The advent of the Internet and the rise of the digital age changed journalism forever. The privileges and responsibilities of the Fourth Estate have essentially been crowdsourced through blogging and social media platforms. These days, any writer with something to say can find an audience, however niche. This development is great for the free marketplace of ideas, but it doesn’t come without complications.
The vast majority of bloggers and web reporters, however talented, don’t have the benefit of a formal journalistic education. There’s a reason journalism students are expected to take classes on ethics. When a blogger editorializes in a news piece or propagates a speculative scoop without the proper fact checking, there’s the potential for disaster. Reporting is only as valuable as it is accurate. Veracity is the foremost journalistic virtue. When a blogger posts a story without reliable information or – worst case scenario – fabricates a damaging fact entirely, the whole information cycle is disrupted.
For the most part, these sins of invention or omission are immoral but not illegal. When misinformation becomes defamatory, however, the blogger reporting the misinformation exposes him or herself to actual liability. Bloggers who want to avoid damaging lawsuits need to understand the nature of defamation crimes and the boundaries of their First Amendment rights. Only then can they report stories with confidence and avoid prosecution.
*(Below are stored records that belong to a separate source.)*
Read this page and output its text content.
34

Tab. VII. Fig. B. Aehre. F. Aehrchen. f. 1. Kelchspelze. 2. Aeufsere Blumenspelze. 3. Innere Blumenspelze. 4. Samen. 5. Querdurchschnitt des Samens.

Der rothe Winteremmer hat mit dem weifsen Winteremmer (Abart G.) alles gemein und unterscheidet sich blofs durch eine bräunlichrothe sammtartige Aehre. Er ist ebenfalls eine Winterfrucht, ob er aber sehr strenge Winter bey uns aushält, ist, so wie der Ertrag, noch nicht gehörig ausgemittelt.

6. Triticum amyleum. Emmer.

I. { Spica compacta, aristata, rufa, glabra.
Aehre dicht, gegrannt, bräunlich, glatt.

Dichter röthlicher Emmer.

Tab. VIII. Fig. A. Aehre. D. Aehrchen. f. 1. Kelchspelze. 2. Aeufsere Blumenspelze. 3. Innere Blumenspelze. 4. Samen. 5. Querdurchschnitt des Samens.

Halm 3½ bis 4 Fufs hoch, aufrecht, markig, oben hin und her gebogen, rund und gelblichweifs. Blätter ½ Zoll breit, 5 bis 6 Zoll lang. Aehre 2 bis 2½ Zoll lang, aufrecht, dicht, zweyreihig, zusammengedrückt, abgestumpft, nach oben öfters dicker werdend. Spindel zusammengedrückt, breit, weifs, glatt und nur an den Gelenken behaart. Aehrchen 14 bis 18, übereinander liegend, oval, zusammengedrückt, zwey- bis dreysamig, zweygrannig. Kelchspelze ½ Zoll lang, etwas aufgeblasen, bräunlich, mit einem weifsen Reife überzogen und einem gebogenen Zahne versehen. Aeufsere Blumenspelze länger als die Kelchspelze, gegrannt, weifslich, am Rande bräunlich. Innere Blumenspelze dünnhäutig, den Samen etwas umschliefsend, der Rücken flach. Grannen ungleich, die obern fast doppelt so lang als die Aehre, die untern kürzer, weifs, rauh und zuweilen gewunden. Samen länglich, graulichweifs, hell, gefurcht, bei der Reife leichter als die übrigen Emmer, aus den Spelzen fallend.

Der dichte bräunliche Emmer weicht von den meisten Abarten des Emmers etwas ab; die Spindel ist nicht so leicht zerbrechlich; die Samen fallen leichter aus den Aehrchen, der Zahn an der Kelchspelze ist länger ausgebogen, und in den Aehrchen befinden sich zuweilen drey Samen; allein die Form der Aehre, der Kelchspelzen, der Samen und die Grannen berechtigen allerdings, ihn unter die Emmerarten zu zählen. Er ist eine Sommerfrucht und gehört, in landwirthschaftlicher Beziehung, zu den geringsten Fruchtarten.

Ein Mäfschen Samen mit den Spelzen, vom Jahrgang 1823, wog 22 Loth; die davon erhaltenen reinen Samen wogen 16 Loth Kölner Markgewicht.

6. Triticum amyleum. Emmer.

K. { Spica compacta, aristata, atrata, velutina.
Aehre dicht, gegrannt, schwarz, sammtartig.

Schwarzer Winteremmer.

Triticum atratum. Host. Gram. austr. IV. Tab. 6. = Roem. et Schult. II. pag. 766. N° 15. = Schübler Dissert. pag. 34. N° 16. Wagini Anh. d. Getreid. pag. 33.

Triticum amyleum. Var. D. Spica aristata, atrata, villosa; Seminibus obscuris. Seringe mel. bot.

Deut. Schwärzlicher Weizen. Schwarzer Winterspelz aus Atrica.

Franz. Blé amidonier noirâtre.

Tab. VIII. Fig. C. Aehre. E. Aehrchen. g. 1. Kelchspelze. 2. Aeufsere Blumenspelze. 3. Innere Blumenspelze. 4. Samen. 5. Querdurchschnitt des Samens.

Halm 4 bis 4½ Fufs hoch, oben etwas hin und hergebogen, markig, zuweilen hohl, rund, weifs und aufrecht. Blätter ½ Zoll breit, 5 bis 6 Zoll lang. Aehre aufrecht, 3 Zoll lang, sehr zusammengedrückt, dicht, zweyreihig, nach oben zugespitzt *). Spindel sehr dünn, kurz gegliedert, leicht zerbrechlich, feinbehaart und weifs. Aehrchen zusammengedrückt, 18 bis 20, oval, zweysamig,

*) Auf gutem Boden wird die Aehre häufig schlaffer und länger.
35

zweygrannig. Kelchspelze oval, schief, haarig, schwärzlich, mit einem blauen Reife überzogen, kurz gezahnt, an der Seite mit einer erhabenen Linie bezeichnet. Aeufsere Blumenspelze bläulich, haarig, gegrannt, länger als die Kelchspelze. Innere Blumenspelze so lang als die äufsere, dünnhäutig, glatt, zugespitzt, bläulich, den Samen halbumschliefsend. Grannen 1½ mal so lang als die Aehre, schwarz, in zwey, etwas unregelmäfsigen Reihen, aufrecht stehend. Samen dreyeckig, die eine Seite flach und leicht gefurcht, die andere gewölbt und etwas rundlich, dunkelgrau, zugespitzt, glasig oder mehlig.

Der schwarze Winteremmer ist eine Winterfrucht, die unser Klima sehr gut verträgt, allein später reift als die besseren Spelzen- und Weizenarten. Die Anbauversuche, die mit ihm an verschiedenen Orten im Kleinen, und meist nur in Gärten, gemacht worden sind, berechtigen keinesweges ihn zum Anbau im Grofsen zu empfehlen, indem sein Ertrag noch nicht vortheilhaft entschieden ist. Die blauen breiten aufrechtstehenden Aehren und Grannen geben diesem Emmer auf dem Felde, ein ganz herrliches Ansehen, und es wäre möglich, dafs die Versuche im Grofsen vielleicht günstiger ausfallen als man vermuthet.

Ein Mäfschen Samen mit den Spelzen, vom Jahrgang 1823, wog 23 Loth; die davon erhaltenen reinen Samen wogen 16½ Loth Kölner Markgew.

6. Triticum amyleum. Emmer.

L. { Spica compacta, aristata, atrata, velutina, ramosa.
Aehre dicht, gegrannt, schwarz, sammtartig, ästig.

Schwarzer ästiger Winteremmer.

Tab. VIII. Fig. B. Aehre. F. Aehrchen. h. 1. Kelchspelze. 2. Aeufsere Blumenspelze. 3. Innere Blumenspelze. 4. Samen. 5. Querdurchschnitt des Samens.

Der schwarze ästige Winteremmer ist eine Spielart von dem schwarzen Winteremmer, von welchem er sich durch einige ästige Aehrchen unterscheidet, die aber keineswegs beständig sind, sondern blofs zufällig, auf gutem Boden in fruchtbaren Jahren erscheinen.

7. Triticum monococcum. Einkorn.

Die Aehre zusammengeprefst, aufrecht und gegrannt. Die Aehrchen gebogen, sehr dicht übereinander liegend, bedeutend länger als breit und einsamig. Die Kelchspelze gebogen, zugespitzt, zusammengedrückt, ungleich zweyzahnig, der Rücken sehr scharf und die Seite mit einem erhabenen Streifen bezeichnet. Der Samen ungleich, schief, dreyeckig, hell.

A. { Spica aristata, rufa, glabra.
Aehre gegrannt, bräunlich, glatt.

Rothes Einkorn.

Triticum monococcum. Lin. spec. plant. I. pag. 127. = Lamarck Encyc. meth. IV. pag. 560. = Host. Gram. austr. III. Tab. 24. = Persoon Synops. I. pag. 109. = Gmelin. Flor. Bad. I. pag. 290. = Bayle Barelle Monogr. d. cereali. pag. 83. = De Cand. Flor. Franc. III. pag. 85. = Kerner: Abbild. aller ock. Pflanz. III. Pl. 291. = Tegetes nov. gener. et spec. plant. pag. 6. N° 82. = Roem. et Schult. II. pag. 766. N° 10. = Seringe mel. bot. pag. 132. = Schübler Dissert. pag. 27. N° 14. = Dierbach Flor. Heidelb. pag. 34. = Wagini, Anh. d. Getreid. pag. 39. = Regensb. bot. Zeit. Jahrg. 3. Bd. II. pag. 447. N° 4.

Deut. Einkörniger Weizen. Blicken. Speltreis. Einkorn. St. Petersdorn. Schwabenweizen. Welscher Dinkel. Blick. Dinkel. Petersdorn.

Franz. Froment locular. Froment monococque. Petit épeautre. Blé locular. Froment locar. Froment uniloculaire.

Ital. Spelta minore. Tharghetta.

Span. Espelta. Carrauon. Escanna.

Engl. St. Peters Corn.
Defamation is a tricky cause of action. Most bloggers think that the First Amendment of the United States Constitution grants them free reign to write whatever they want. This is a free country, after all. That interpretation, however idyllic, is far removed from the legal reality. Every freedom in American jurisprudence has boundaries – even those freedoms codified in the Bill of Rights. As a general rule, a journalist can exercise his or her First Amendment freedoms until they begin to encroach on the freedoms enjoyed by others. Libel and slander occur when someone writes or says something untrue that causes actual financial damage to another party.
Libel means written defamation. Slander means spoken defamation. Both are legitimate grounds for a lawsuit. But what about all those people who have been damaged by news stories in the past? Journalism has ruined careers and lives many times over, but not all those damaging stories resulted in a defamation lawsuit. How do you – the blogger – report a negative story without getting sued?
Your first line of defense is the truth. The American people have a right to hear the facts. That maxim is embodied in our country’s defamation laws. This is where meticulous fact checking comes in. Truth will always be a complete defense to libel. If you can demonstrate that a fact you printed is true, then no matter how damaging that fact is you can repeat it to your heart’s content.
Your second line of defense against an Internet defamation claim is good faith. Public figures have an elevated threshold for defamation. A public figure who wants to sue a journalist for libel needs to show more than just lack of truth and economic damages; a public figure must also show malice. Never print any negative article maliciously. If you always write in good faith, then even if you’re wrong you can escape liability.